Background
Cardiac sarcoidosis is an increasingly common indication for a heart transplant, but there is a paucity of knowledge with regard to long‐term outcomes following transplant.
Methods
We utilized the Organ Procurement and Transplantation Network database to retrospectively analyze adult patients undergoing first‐time, single‐organ heart transplant between January 1999 and March 2020.
Results
Of the 41,447 patients that underwent heart transplant during the study period, 289 (0.7%) were transplanted for a primary diagnosis of restrictive cardiomyopathy due to cardiac sarcoidosis (RCM‐Sarcoidosis). RCM‐Sarcoidosis was associated with 33% reduced risk of mortality over 10 years compared to non‐RCM indications in a multivariable Cox proportional hazards model (p = .03). Ten‐year survival functions were improved among RCM‐Sarcoidosis compared to this reference group (73.4% [64.2%–80.6%] vs. 59.5% [58.8%–60.1%], p = .002). Among patients transplanted after 1999 who had at least 10 years of follow‐up (n = 19,489), median survival of RCM‐Sarcoidosis patients was 11.9 [8.3–14.6] years while that of non‐RCM patients was 9.9 [4.0–13.1] years.
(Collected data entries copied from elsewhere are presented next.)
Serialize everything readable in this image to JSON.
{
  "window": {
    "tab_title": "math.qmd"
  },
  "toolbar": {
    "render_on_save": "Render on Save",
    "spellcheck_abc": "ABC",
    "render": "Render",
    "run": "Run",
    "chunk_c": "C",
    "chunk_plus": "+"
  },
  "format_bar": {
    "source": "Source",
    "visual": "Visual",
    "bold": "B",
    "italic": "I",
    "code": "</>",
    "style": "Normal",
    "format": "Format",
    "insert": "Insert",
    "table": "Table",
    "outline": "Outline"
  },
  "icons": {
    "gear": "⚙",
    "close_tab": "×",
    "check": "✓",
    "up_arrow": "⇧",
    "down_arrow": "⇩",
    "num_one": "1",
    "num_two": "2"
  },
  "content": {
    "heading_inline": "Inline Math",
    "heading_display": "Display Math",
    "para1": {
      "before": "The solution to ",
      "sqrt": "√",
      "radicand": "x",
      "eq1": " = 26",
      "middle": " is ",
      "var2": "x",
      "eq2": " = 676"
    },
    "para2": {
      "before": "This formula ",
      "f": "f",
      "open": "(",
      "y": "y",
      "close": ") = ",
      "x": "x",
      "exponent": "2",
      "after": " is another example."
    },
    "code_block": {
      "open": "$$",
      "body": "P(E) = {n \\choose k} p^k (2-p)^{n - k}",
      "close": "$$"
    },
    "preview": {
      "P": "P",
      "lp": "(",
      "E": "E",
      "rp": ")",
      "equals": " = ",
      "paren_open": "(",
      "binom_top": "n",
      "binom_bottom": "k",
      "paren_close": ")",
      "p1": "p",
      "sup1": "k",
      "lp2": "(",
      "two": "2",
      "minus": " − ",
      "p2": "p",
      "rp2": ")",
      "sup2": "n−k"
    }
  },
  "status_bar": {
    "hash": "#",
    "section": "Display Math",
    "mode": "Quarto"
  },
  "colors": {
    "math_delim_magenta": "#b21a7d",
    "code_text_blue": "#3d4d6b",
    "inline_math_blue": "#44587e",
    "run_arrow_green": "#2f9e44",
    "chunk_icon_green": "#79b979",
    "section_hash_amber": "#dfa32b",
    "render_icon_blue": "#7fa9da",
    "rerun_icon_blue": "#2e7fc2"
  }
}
RCM‐Sarcoidosis was not associated with an increased risk of secondary outcomes such as graft failure, rejection, or infection. The incidence of retransplant was comparable between RCM‐Sarcoidosis and non‐RCM patients (1.38% vs. 1.50%, p = .93).
Conclusions
These data suggest that long‐term outcomes following transplant for cardiac sarcoidosis are favorable compared to heart transplant for other indications.